Independent Study Rationale

I wanted to offer a bit of an explanation for why I am spending this week and the next six reading books and watching movies about suicide. The following excerpt from Donald O. Hebb's 1974 APA address, which I first read in my History and Systems of Psychology course, was the inspiration:

It is to the literary world, not to the psychological science, that you go to learn how to live with people, how to make love, how not to make enemies; to find out what grief does to people, or the stoicism that is possible in the endurance of pain, or how if you’re lucky you may die with dignity; to see how corrosive the effects of jealousy can be, or how power corrupts or does not corrupt. For such knowledge and such understanding of the human species, don’t look in my Textbook of Psychology (or anyone else’s), try Lear and Othello and Hamlet. As a supplement to William James, read Henry James, and Jane Austen, and Mark Twain. These people are telling us things that are not on science’s program. (p. 74)

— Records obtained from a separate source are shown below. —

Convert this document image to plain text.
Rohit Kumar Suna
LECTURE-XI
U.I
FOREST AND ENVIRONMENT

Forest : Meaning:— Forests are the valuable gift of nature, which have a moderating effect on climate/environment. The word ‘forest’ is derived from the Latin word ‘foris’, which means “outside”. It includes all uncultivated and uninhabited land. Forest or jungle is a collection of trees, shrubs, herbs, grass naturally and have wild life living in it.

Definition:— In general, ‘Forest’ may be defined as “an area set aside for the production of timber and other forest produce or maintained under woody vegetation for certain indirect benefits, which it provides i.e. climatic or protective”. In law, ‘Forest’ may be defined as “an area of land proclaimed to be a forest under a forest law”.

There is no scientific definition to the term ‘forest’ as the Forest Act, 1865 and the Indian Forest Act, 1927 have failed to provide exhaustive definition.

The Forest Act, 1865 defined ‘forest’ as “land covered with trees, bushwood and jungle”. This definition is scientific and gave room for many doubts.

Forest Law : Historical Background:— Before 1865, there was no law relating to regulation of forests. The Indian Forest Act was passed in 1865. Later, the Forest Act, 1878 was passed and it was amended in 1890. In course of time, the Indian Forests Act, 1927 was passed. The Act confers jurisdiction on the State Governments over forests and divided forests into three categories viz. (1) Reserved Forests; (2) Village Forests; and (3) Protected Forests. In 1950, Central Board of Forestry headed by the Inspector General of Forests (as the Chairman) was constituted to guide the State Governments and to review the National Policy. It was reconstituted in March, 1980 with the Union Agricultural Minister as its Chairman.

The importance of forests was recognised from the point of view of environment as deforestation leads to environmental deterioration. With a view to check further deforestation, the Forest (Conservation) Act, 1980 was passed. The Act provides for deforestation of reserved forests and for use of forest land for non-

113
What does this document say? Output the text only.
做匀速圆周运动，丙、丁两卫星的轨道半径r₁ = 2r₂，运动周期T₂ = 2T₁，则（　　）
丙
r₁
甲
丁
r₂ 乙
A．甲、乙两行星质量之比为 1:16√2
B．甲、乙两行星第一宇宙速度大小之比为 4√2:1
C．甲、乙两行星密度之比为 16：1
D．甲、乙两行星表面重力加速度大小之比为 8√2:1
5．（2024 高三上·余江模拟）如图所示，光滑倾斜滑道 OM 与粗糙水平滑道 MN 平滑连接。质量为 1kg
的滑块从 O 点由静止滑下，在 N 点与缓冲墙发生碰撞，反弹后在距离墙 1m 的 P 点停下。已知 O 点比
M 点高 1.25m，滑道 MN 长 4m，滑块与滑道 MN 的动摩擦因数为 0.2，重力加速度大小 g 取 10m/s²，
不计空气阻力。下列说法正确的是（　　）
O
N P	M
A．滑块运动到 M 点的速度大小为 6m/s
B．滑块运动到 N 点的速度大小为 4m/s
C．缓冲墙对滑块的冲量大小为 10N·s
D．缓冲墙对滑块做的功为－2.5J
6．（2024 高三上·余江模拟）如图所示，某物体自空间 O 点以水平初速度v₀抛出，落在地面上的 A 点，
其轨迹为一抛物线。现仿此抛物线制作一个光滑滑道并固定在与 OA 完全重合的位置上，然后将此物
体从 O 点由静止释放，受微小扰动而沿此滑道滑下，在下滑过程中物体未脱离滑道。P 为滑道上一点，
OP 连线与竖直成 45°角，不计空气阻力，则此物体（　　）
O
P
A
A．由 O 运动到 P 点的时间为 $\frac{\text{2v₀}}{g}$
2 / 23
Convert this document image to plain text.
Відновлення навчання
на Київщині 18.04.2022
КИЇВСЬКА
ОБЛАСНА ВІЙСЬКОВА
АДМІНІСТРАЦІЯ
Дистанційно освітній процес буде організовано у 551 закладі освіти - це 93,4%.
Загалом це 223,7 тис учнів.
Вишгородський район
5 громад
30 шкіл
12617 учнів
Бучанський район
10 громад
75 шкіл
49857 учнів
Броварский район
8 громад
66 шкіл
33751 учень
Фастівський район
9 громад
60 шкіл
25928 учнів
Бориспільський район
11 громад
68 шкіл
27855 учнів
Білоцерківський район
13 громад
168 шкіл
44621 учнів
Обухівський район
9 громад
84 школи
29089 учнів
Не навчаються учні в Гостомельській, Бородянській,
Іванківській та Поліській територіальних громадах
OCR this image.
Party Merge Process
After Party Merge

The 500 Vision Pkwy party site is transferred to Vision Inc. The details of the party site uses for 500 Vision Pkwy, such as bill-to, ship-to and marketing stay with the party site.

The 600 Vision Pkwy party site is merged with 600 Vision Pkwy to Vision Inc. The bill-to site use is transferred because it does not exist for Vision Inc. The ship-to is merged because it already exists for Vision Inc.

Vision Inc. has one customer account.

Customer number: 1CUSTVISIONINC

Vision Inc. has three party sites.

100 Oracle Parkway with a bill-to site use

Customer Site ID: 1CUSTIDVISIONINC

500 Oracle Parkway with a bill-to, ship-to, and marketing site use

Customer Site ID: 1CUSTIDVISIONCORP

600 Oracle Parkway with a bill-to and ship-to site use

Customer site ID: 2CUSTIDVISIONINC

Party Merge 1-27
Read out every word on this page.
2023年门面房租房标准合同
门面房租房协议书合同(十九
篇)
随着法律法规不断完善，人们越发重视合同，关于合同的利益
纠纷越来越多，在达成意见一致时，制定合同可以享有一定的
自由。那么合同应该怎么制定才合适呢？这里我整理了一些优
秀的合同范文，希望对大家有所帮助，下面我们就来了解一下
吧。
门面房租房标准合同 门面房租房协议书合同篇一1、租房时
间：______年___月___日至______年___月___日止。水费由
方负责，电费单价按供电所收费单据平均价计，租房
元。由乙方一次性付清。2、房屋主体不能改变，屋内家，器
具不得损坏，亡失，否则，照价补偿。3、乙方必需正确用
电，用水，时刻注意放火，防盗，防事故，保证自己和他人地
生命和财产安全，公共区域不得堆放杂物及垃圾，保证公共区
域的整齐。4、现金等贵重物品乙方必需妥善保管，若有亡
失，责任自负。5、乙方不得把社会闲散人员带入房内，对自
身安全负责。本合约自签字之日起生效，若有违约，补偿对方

As I began my paper for this course, I referenced that speech. After all, science and literature are distinctly different. Most researchers would doubt the ability of a novelist or poet to add anything to the knowledge of human beings that they could not learn through their own data. It is true that the information grasped through science and the humanities should not be jumbled together, but that does not necessitate dismissing the value of literature all together. In that vein, it is to literature and film that I look for a better understanding of suicide. Edwin Shneidman (1996) suggested four particular “case histories,” saying that anybody who reads them will “know a great deal” about suicide; those recommended are The Awakening, Madame Bovary, The Sorrows of Young Werther, and Anna Karenina (p. 172). He got my list started, and it's only grown more and more from there.